So that was something a little different! And whilst nobody can still say for sure exactly what sort of shape the 2021 London Marathon will take – this year was certainly one to remember: Brigid Kosgei winning her back-to-back titles, American Sara Hall working her way through the field and sprinting to a 2nd place finish; The three-way sprint for the line in the men’s race; And Brits Jonny Mellor (2:10:38) and Ben Connor (2:11:20) both running astounding Olympic Qualifying times. There was also the small matter of 45,000 marathon runners around the world attempting their own imagined London Marathons.
Regardless of where, who or how you were following the London Marathon you would be hard pressed not to feel a little inspired to take part and if that’s the case then you’ll be pleased to know that the ballot for next year’s race is already open! It opened online after yesterday’s race for all applicants. This is only the second time that the ballot system has opened on Race Day and it will remain open for six days to give everyone who would like to enter the event a fair chance to do.
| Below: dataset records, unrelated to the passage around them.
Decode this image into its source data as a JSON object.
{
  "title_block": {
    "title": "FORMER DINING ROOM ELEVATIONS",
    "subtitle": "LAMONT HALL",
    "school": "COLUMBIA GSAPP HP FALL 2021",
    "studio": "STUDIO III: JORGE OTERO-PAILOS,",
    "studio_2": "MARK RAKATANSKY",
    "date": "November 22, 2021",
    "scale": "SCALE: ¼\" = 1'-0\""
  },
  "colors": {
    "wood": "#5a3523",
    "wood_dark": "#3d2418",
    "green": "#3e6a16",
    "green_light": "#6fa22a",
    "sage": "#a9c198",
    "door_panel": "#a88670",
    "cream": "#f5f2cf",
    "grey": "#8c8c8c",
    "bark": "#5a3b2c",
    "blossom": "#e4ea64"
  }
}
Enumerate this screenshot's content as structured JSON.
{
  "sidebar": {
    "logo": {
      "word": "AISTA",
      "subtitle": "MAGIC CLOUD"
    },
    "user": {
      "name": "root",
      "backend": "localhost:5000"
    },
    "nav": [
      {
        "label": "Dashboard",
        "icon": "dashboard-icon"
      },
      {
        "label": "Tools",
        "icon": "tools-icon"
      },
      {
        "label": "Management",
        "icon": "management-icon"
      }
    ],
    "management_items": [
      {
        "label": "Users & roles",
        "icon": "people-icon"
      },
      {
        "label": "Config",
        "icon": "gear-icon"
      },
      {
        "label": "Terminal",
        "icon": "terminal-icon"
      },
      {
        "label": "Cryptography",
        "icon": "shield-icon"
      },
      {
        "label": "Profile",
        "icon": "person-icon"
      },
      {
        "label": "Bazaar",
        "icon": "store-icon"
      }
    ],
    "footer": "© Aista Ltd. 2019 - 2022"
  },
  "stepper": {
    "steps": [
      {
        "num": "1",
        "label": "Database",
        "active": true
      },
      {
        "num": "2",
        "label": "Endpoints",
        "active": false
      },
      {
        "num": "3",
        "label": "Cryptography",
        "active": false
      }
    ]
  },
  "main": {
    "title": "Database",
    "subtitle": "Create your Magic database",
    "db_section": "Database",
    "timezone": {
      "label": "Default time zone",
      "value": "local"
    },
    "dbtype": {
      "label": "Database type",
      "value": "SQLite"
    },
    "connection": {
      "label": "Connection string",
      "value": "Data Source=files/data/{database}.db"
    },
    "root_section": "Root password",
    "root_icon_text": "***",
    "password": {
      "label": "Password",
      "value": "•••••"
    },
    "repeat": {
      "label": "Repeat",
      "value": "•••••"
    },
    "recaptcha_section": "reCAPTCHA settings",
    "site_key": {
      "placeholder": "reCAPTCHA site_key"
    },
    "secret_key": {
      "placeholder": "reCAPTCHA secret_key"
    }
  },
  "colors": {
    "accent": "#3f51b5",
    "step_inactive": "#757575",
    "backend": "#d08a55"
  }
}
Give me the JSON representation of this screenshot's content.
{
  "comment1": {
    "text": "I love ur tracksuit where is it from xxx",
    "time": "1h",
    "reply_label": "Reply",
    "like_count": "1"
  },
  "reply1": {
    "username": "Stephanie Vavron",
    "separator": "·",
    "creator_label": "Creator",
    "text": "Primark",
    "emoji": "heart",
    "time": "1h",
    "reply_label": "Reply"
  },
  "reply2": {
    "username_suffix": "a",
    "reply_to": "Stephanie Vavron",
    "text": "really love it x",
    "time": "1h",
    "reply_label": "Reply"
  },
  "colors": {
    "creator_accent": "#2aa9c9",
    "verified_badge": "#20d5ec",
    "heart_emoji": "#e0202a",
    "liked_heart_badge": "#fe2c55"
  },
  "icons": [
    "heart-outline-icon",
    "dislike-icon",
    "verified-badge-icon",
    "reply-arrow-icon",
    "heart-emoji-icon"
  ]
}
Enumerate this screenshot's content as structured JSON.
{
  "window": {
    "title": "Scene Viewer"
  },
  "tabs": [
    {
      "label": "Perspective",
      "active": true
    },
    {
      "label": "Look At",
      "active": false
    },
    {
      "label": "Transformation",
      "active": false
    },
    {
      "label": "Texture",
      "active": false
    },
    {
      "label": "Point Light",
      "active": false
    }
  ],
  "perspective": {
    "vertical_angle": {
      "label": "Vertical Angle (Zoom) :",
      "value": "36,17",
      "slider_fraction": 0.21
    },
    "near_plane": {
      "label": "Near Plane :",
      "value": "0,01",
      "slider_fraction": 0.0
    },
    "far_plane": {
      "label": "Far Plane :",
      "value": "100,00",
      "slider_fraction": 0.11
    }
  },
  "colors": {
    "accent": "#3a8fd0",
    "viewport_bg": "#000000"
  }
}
It will close at 17:00 BST on Friday 9 October 2020.
Applicants from the UK ballot should enter here.
International applicants (from outside the UK) should enter the international ballot here.
Runners from 109 countries entered the virtual marathon this year and each of them had 24 hours to complete a 26.2-mile course of their own choosing – they started from 00:00:00 BST on Sunday morning and needed to finish by 23:59:59 BST.
As of 18:00 more than 25,000 had completed their own unique London Marathons, including James Whaley, the Grimsby Town FC mascot, who ran 130 laps of the club’s home pitch at Blundell Park for the Make A Wish Foundation, which creates life-changing wishes for children with critical illnesses.
A different marathon
“It was great to be part of such an amazing event with people taking on the same challenge across the country,” he said. “It was tough and particularly hard around mile 20, but I kept reminding myself of the kids who will benefit, which kept me going.
“Now I’ve finished it feels great and I can’t wait to get to the London Marathon proper next year.”
Anna Bassil also had a tough day, at one-point wading through a flooded section of her route at mile 14.
“The water was up to my knees for about a 300-yard stretch,” said the 40-year-old from St Albans, who was raising money for Save the Children dressed as a birthday cake and sporting bright pink hair.
“My costume and trainers got really heavy, and knowing I had to go back through it again at mile 18 was tough.
“But when people saw a big cake running past them, they couldn’t seem to help but smile and cheer me on, and that just filled me with happiness.
“Now I am letting the world know I completed it and have been part of a historic moment. When I receive my medal I will definitely celebrate with a glass of bubbly.”
Deborah James is also celebrating after completing her route around London’s Battersea Park. James hosts the You, Me and the Big C podcast and has been living with bowel cancer since being diagnosed in 2016.
“While we didn’t have the crowds, we had friends and family who were able to join us along the way, for 5K or 10K stretches. We couldn’t have done that in a normal year,” she said.
“Being able to see them along the way was amazing. Plus, we passed so many other people doing their own virtual races. That camaraderie with total strangers was very special.”
Hugh Brasher, Event Director of the Virgin Money London Marathon, said: “Our mission is Inspiring Activity, so we hope that everyone watching the coverage of the world’s greatest marathon on BBC Sport today is inspired to take on the challenge in 2021.”
“We hope that by opening the ballot on Race Day again, we will encourage viewers to get active, look after their physical and mental health, and take the first step towards joining us in London next year for the 41st edition of the event.”